In that vacuum, others are beginning to play.

“TACO” and possibly “SACO”?

The United States, under Donald Trump, has shifted position with characteristic unpredictability — supporting, criticising, and recalibrating its stance as circumstances evolve. One might be tempted to describe this as “TACO” — Trump Always Chickens Out — as he is often characterized by many commentators in his own country and abroad. Can Britain pretend to stand apart from this pattern, given its seeming prevarication?

Is it then beginning to look increasingly like “SACO” — Starmer Also Chickens Out — adjusting posture not in response to principle, but to pressure?

I grant this is not a comfortable observation. But it is one that must be made, given the circumstances.

Because what is at stake is not merely a bilateral agreement. It is the integrity of a process grounded in international law.

Mauritius has not arrived at this point through brinkmanship or disruption. It has done so through persistence, legality, and multilateral engagement — raising the issue consistently at the United Nations, within the African Union and non-aligned frameworks, and across bilateral channels.

Sovereignty no longer the issue

And now, just as closure was within reach, the process, one is inclined to say, is being deliberately prolonged — not by law, but by hesitation, by succumbing to internal party-political considerations. Using Washington’s refusal to entertain an amendment to the Exchange of Letters signed in 1966 between the US and the UK — behind the back of then-colonial Mauritius — as an excuse to delay the restitution of sovereignty is rather lame.

A bilateral accord CANNOT override international law!

It is opportune to recall here that both the ICJ and the UNGA pronounced themselves unequivocally on the sovereignty of Mauritius over the Chagos Archipelago, including Diego Garcia, 7 years ago, in February and May 2019 respectively.

The consequences of this delay are already evident.

As I have previously underlined, a residual colonial administrative structure continues to function in a territory whose sovereignty has been acknowledged as Mauritian. A court within that structure issues judgments that both undermine and perpetuate its own legal foundations. Political actors in the United Kingdom and right-wing billionaires with no locus standi, encourage theatrical incursions into the archipelago. External players, sensing ambiguity, begin to reposition themselves.

This is precisely the price that small states pay when great powers gamble.

These developments do not change the law. But they thrive in the space created by delay.

What is now emerging is a deeply troubling inversion of roles. A territory whose sovereignty has been recognised in international law is increasingly being treated as an object of discussion between external actors.

It gives the impression of a tenant dictating terms to an unlawful occupant, while the rightful owner is left at the margins of decisions concerning its own property.

Such a situation would not endure were the balance of power different. It is precisely the kind of distortion that small states are expected to absorb when great powers hesitate or recalibrate.

The danger is not that the legal position will change. It will not. The law is settled.

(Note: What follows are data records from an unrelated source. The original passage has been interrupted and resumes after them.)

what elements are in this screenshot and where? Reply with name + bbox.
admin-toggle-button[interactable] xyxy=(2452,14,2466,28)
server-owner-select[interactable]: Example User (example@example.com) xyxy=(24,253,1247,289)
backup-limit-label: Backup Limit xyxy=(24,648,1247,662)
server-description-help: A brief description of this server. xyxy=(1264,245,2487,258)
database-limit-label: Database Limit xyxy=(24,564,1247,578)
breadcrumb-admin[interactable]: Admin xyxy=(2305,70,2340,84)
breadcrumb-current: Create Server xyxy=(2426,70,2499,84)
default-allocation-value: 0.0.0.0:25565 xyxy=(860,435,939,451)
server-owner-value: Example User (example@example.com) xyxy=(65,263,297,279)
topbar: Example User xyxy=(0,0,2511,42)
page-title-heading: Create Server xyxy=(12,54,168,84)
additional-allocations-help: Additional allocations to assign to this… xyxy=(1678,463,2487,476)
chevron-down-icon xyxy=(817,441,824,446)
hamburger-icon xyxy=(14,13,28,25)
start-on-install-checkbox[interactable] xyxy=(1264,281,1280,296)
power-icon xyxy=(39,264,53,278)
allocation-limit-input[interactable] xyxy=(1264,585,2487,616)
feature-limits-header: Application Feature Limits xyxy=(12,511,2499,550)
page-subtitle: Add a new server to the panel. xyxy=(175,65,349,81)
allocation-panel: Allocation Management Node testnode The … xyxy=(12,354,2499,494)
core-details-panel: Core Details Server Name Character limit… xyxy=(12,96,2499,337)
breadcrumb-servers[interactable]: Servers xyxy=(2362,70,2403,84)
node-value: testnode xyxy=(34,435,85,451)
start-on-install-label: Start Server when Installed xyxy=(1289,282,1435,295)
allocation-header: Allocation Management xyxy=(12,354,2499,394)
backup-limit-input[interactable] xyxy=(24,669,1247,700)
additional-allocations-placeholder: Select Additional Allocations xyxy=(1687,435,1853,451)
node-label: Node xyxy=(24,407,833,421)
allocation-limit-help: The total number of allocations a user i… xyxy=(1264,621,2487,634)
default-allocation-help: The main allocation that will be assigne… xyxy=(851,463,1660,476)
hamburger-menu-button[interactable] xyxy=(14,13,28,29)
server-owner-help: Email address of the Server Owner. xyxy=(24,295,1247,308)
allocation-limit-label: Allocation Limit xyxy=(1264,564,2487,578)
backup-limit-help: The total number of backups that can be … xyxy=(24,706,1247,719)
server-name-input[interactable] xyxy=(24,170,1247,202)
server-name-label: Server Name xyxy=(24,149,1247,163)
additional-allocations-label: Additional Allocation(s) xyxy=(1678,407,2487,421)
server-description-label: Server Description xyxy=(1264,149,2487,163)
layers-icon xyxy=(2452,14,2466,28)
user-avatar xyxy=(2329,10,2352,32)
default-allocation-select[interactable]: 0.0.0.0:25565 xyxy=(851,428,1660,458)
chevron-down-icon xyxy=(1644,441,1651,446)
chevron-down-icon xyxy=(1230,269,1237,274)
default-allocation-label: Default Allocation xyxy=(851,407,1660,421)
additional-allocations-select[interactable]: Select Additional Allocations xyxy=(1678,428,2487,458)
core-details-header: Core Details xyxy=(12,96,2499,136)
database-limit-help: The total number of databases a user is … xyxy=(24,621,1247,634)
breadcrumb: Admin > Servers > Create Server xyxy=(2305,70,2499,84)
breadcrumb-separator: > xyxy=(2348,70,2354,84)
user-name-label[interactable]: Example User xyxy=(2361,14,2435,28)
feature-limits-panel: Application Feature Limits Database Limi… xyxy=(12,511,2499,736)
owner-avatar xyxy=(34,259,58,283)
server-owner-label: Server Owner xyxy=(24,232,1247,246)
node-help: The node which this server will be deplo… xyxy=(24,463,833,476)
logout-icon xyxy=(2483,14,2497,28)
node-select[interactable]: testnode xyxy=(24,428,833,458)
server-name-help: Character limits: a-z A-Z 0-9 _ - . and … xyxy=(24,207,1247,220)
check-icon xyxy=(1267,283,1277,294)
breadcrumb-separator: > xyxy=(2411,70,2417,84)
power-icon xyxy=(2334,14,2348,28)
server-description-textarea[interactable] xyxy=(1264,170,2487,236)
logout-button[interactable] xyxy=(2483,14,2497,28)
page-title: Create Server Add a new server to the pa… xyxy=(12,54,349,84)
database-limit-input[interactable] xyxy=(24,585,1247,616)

The danger is that implementation will be delayed long enough for the issue to be reframed — not as a question of decolonisation, but as an object of geopolitical bargaining.

That must not be allowed to happen.

What posture should Mauritius adopt

Mauritius now faces a choice. It can remain passive, in the hope that the process will eventually conclude. It can escalate precipitously, risking the gains already secured. Or it can adopt a posture of firm, structured engagement — asserting its rights, mobilising its partners, and insisting that implementation follow acknowledgment.

The answer lies in that third path.

Mauritius must not retreat from the agreement. But neither should it allow delay to become normalised. It must make clear — quietly, if possible, firmly if necessary — that the time for completion has come.

Because at this stage, the issue is no longer whether Mauritius is sovereign over Chagos.

It is whether that sovereignty will be implemented — or indefinitely deferred.

And when the law is deferred long enough, it is no longer resisted. It is quietly undone.